A história é a que conhecemos. Após a horrível morte – pior morte do cinema para mim – do Rei Mufasa, o jovem leãozinho Simba foge de seu reino. Tamanho realismo aqui desperta um choque ainda mais forte em relação à morte de Mufasa. Após fugir, Simba tem sua resiliência, aprende responsabilidades e consegue dar a volta por cima em seu retorno. O arco perfeito do herói traído.

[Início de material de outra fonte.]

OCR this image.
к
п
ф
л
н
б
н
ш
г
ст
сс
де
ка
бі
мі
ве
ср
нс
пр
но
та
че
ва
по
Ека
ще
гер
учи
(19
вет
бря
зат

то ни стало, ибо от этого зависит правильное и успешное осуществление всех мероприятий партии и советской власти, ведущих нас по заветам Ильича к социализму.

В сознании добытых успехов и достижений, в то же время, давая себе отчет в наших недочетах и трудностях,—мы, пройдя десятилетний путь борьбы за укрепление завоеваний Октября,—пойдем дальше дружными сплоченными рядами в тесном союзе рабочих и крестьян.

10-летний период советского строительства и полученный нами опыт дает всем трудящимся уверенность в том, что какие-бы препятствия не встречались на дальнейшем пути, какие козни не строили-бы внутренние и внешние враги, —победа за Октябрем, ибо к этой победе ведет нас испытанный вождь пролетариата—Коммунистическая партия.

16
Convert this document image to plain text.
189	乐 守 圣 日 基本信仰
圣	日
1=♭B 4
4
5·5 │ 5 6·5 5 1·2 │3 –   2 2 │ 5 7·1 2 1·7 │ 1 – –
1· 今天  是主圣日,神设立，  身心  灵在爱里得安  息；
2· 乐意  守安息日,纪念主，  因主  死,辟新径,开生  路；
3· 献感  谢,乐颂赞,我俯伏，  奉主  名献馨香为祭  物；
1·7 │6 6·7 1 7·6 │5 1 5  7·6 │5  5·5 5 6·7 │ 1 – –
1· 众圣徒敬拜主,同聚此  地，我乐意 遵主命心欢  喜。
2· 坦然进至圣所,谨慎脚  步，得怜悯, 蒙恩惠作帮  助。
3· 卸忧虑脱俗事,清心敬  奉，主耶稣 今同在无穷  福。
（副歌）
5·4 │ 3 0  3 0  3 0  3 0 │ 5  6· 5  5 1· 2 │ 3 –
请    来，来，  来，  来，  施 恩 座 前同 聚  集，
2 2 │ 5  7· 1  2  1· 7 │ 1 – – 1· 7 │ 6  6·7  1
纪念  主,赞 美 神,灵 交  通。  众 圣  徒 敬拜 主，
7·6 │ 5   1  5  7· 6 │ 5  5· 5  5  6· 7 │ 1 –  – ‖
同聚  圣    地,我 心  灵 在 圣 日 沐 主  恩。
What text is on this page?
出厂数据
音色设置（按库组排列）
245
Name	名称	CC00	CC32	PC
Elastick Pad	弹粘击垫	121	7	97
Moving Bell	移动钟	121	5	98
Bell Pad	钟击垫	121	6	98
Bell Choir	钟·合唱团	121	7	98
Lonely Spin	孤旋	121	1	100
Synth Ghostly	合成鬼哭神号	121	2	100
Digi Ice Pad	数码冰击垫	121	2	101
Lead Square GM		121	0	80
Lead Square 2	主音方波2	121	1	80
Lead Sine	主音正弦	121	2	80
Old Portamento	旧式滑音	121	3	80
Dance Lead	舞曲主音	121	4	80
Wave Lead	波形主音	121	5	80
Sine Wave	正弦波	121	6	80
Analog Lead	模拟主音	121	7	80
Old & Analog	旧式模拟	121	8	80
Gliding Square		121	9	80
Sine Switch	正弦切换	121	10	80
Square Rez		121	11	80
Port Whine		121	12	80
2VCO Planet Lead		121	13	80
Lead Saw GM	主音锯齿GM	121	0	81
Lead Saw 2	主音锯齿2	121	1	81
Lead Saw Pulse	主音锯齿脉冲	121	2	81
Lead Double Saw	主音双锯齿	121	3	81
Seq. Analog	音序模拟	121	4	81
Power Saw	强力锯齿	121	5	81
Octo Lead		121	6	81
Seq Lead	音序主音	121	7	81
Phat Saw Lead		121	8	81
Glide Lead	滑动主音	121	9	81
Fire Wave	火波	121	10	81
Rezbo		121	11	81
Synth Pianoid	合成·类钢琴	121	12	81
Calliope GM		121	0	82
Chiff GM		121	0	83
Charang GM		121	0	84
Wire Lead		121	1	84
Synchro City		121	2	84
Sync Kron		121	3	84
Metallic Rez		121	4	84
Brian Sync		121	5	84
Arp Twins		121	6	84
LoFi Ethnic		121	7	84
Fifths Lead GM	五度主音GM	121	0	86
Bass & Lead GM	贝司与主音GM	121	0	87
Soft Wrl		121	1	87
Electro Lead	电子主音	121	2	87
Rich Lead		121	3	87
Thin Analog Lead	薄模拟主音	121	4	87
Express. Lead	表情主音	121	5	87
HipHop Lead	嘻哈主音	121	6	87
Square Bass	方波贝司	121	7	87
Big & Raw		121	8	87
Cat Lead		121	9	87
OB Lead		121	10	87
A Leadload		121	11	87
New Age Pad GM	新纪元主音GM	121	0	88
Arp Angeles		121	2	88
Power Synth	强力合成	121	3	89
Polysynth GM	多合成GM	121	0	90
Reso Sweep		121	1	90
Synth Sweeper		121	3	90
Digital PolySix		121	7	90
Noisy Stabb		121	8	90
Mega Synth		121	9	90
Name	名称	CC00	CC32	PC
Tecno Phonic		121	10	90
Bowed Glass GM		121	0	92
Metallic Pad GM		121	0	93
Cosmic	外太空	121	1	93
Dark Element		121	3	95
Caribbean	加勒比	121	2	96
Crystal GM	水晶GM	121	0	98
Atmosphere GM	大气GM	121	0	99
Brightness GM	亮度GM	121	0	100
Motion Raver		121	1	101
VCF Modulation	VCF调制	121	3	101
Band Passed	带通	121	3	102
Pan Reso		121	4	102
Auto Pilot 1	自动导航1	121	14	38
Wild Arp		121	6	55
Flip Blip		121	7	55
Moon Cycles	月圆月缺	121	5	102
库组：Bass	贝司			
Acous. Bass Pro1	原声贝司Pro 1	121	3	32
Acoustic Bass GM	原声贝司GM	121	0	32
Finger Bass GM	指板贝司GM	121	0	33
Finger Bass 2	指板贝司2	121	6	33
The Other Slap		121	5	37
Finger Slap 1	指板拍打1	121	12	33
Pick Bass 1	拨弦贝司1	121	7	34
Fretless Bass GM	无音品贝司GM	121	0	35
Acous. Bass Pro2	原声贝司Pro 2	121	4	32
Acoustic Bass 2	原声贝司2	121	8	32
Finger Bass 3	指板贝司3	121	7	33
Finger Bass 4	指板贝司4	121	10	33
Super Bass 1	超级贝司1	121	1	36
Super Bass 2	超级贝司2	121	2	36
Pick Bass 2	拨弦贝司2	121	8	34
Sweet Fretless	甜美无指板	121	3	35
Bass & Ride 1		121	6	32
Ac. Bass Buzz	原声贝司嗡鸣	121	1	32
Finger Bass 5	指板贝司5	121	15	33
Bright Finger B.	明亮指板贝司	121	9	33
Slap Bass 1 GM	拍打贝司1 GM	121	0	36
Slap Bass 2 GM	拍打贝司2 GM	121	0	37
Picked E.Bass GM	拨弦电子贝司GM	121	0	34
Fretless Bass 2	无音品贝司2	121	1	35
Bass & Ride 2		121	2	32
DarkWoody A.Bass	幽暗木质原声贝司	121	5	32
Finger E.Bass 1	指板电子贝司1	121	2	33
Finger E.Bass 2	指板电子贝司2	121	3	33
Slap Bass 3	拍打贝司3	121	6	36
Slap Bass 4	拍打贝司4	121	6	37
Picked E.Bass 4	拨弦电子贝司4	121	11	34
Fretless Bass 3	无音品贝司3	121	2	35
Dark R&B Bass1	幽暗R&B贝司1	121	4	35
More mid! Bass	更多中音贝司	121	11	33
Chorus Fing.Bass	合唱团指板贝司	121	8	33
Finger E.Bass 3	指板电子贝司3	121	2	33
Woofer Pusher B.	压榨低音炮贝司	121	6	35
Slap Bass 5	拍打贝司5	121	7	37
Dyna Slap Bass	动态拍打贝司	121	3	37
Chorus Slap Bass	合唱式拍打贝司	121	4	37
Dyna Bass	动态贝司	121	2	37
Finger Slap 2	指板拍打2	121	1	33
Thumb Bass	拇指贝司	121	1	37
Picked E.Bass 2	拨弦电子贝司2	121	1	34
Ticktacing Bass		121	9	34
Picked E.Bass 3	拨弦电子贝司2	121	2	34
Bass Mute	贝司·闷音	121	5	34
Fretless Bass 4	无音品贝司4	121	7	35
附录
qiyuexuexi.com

Vale dizer que a Disney se baseia na história shakespeariana de Hamlet. A trama de hoje não conta com mudanças mais profundas. Ela se apoia bastante em nossas já conhecidas emoções para se sentir confortável diante do público 25 anos depois.

NA PEDRA DO REI

Jon Favreau usa sua habilidade com antropomorfização. Praticamente como em seu ótimo e premiado “Mogli, o menino lobo” (2016), também dos estúdios Disney. Antropomorfizar significa inserir ações e características de humanos em elementos da natureza, como com os animais. O problema aqui na savana africana de “O Rei Leão” é que isso não saiu com a exímia sintonia com que tivemos lá em Mogli. O destaque é que Mogli leva o Oscar de melhores efeitos visuais. Quando o ator que entregou um maravilhoso Mogli, Neel Sethi, interage com o urso Baloo e com a pantera Bagheera; fica clara lá uma melhor interação, maiores percepções assertivas das reações e das expressões dos animais. Lá convencem e passam por diversos sentimentos humanos. Em “O Rei Leão”, temos uma acentuada falha nessa interação.

Falta ritmo. Não se traduz aqui a emoção que conseguimos captar no desenho de 1994. Em 1994, Simba e Nala rolando pelo chão após seu reencontro é memorável, cena carregada de risos, carinho e outras emoções. Aqui em 2019, não se percebe isso na mesma cena. É tudo mais sério. Certamente pelo nível elevado de realismo perfeccionista com que os animais foram reproduzidos. Em termos simples: ainda faltavam mais das variadas expressões a Simba, Mufasa, Nala e Zazu, por exemplo. Porém constata-se o tiro certeiro da antropomorfização nas falas dos animais. As bocas acompanham os perfeitos movimentos de fala. Óbvio que no idioma original. Ponto para Favreau.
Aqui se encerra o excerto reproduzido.